Barclays has landed a $97m bill from the Securities and Exchange Commission for overcharging clients on advisory services and fund sales.
The payment includes a $49.8m refund plus $13.8m in interest and a $30m penalty. An additional $3.5m will go to advisory clients who invested in third-party investment strategies that underperformed while going unmonitored.
The SEC found Barclays charged 2,000 clients for due diligence and monitoring of investment services that wasn’t be carried out as represented.
Barclays has also been caught recommending more expensive share classes to clients when cheaper options were available.
Additionally, the bank was found to have charged 22,138 clients excess fees due to miscalculations and billing errors.

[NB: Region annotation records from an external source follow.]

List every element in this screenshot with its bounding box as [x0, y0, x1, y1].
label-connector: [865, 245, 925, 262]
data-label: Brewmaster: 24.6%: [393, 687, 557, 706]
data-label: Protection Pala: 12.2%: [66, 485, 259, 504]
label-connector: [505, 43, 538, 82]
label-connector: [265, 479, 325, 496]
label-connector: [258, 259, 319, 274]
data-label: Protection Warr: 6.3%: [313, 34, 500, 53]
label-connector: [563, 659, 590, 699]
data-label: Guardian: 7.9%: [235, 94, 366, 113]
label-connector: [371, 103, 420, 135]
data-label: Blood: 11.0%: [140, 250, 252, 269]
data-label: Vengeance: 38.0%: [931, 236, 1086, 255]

“Barclays failed to ensure that clients were receiving the services they were paying for,” says C Dabney O’Riordan, co-chief of the SEC enforcement division’s asset management unit. “Each set of clients who were harmed are being refunded through the settlement.”
CEO weathers stormy AGM
The settlement came as Barclays chief executive faced calls from shareholders to resign at the company’s AGM.
In April, it was revealed the FCA and the Prudential Regulation Authority are investigating Jes Staley and the bank after he tried to find out the author of a 2016 whistleblowing letter.
The Financial Times reports angry shareholders questioned the “moral calibre” of the bank at yesterday’s AGM and said it “beggars belief” that Staley was not aware of whisteblower procedures.
Thirteen per cent of shareholders withheld their vote for Staley’s re-election, while 2.4 per cent voted against him. Proxy adviser ISS had advised clients against voting for Staley.